The Small Thing That's Making Me Brave
Everyone wants to be brave.
I do. I pray for bravery and courage all of the time. There is something so heroic and undeniably beautiful about it. It’s in all the great stories. When the prince conquers the dragon and saves the princess. When the “awkward” girl who really isn’t that awkward finally stands up to the mean girls. When they run out to battle risking everything and end up saving the life of their best friend. I would argue that everyone secretly desires those moments that challenge us to face our fears, to protect, to fight for, to love until it hurts, and quite often to love even though it hurts.
Everyone wants to be brave.
I used to think I needed to move to the big bad city for this kind of excitement. The movies portray these moments of bravery so vividly in magical, faraway places. And there is truth in that. Opportunities for epic bravery can be found everywhere, but most especially in places that seem somewhat larger than life. But that’s not necessarily the bravery that’s been moving my heart recently. I think the bravery and courage that comes up in the seemingly insignificant circumstances, in the somewhat hidden places, from the heroes who will never be addressed as such, that is the kind of bravery that’s captivating me. This is the kind of bravery that’s reminding me of Christ, who chose those exact stipulations to teach us all how to love and be loved.

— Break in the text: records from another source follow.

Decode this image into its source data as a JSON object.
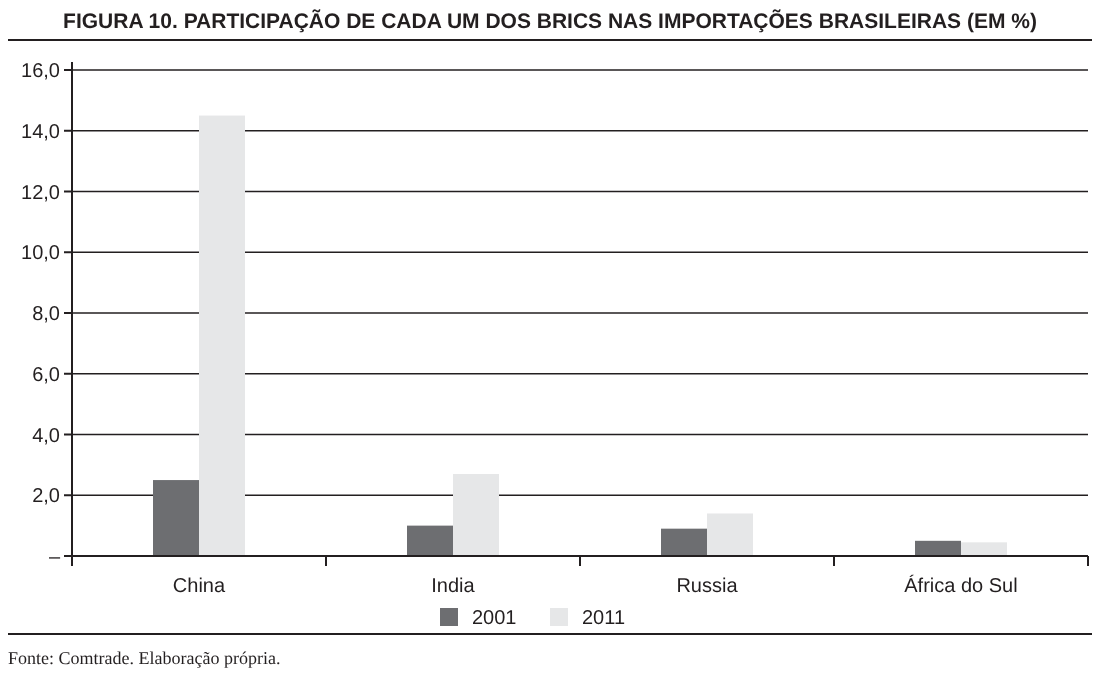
{
  "chart_data": {
    "type": "bar",
    "title": "FIGURA 10. PARTICIPAÇÃO DE CADA UM DOS BRICS NAS IMPORTAÇÕES BRASILEIRAS (EM %)",
    "categories": [
      "China",
      "India",
      "Russia",
      "África do Sul"
    ],
    "series": [
      {
        "name": "2001",
        "color": "#6d6e71",
        "values": [
          2.5,
          1.0,
          0.9,
          0.5
        ]
      },
      {
        "name": "2011",
        "color": "#e6e7e8",
        "values": [
          14.5,
          2.7,
          1.4,
          0.45
        ]
      }
    ],
    "ylim": [
      0,
      16
    ],
    "yticks": [
      {
        "value": 0,
        "label": "–"
      },
      {
        "value": 2,
        "label": "2,0"
      },
      {
        "value": 4,
        "label": "4,0"
      },
      {
        "value": 6,
        "label": "6,0"
      },
      {
        "value": 8,
        "label": "8,0"
      },
      {
        "value": 10,
        "label": "10,0"
      },
      {
        "value": 12,
        "label": "12,0"
      },
      {
        "value": 14,
        "label": "14,0"
      },
      {
        "value": 16,
        "label": "16,0"
      }
    ],
    "grid": "y",
    "legend": "bottom",
    "annotations": [
      "Fonte: Comtrade. Elaboração própria."
    ]
  }
}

“Can anything good come out of Nazareth?” These are the words Nathanael spoke in disbelief when he heard that our “Savior” was from a nowhere town full of nothing worthy of greatness. I’ve prayed with this verse over and over again because there is so much about this doubt that I (and most normal humans) can relate with. “Can anything good really come out of this hard situation?” “Can a light really shine through all of this darkness?” “Can I really find beauty in something I find so ordinary?”
The answer to all of these questions is yes. It’s very simply yes. God the Father knew exactly what he was doing when he placed His son in the lives of a holy, simple woman and a humble, ordinary man in a town no one thought twice about. Even from the very beginning he was teaching us to see how much bravery, and therefore love, is required in the seemingly insignificant circumstances that turn out to be exactly the opposite of insignificant. He is teaching us that it is in those hidden places and through those unknown heroes that our lives are being changed. Because in their quiet courage, selfless love is being born and multiplied.

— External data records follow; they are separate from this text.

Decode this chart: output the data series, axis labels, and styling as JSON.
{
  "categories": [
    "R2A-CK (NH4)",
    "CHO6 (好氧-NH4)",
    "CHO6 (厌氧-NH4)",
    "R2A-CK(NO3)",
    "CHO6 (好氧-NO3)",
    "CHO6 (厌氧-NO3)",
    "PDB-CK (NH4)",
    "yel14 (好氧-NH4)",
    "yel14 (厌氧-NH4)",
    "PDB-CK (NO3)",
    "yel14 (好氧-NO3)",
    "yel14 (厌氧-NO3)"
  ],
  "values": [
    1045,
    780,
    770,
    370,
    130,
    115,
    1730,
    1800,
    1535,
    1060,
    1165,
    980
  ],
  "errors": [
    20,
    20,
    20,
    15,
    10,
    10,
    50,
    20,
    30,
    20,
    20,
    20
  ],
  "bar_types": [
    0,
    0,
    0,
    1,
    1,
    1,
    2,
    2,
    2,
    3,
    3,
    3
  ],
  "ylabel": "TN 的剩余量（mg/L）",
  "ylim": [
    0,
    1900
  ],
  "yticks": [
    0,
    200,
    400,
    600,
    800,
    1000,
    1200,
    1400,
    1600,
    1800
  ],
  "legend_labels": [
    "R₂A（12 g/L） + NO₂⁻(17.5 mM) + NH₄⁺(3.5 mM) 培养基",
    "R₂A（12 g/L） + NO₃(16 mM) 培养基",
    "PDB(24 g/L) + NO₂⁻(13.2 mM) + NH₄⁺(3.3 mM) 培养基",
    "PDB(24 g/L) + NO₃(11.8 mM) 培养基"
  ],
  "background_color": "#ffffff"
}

This summer I’ve been given a huge gift in the form of a small town. Quite literally in the middle of nowhere Nebraska, I’ve learned firsthand so much of what I’ve written above. I couldn’t put my finger on it at first. Why was I so pulled to the fields and fields of corn and the people who spend every single day making sure it grows? Why did the way they interacted with each other stir my heart? Why was the little church so beautiful? Why was the excitement of a mother and her son grabbing their guns to go on a spur of the moment hunt beating every big, sparkly adventure I’d had before?

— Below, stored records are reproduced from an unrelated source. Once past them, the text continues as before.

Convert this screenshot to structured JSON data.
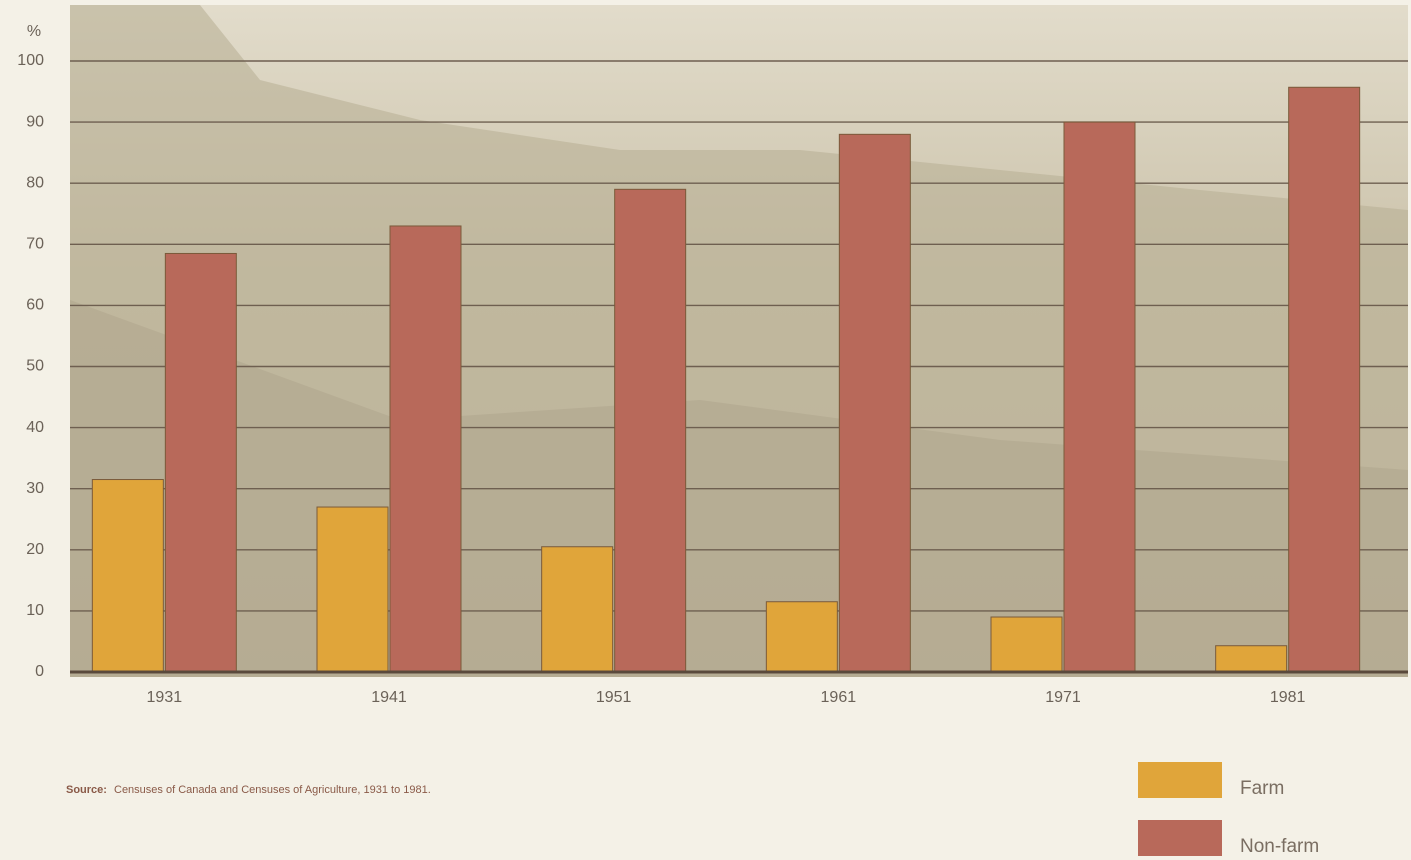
{
  "chart_data": {
    "type": "bar",
    "y_unit_label": "%",
    "categories": [
      "1931",
      "1941",
      "1951",
      "1961",
      "1971",
      "1981"
    ],
    "series": [
      {
        "name": "Farm",
        "color": "#e0a53a",
        "values": [
          31.5,
          27,
          20.5,
          11.5,
          9,
          4.3
        ]
      },
      {
        "name": "Non-farm",
        "color": "#b8695a",
        "values": [
          68.5,
          73,
          79,
          88,
          90,
          95.7
        ]
      }
    ],
    "ylim": [
      0,
      100
    ],
    "yticks": [
      0,
      10,
      20,
      30,
      40,
      50,
      60,
      70,
      80,
      90,
      100
    ],
    "grid": true,
    "source_label": "Source:",
    "source_text": "Censuses of Canada and Censuses of Agriculture, 1931 to 1981."
  }
}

I couldn’t help but fall in love with their way of life. It was so simple, but not easy. It was so good, but not safe.
It made me think about that famous quote from “The Lion, The Witch and the Wardrobe”. They are talking about Aslan, the lion who ultimately represents God. Two little girls are asking if he is safe. And Mr. Beaver responds,
“Who said anything about safe? Course he isn’t safe. But he’s good. He’s the King, I tell you.”
Everyone wants to be brave. Maybe we all desire this because deep down we all know that we were not made for things to be comfortable and easy. Despite popular belief, a life with Christ is not those things at all. It isn’t safe. Suffering still happens, battles are still lost, and sometimes you don’t catch the coon that’s wreaking havoc in your garden.
I think that family and those friends I met in that small town live a life that demonstrates this truth so beautifully. Their life isn’t safe, but it’s so good.
I was captivated by the corn because of the endless green, the sky blue that complimented it, and the brown dirt that offered a firm foundation. There was an order to it all. And I think because of its clear order, I was left with a freeing sigh of relief.
I was moved by the people because of their genuine love for each other. The friends were family and the family were friends and I got lost in the beautiful confusion of who was who.
I was struck by the church because it’s littleness only left room to illuminate our Lord.
And I felt free to drop everything and run out the door with them because we were a team on a mission to catch the notorious culprit of broken flower pots. What a time to be alive! It was my “conquer the dragon” moment.
And it was all so good.
Everyone wants to be brave. Everyone wants to embark on their great adventure.
I’ve learned that we start meeting those desires by putting our hearts fully into our current circumstances, by seeing the beauty of things unseen, and by recognizing the heroes that remain unnoticed in our lives and learning from them.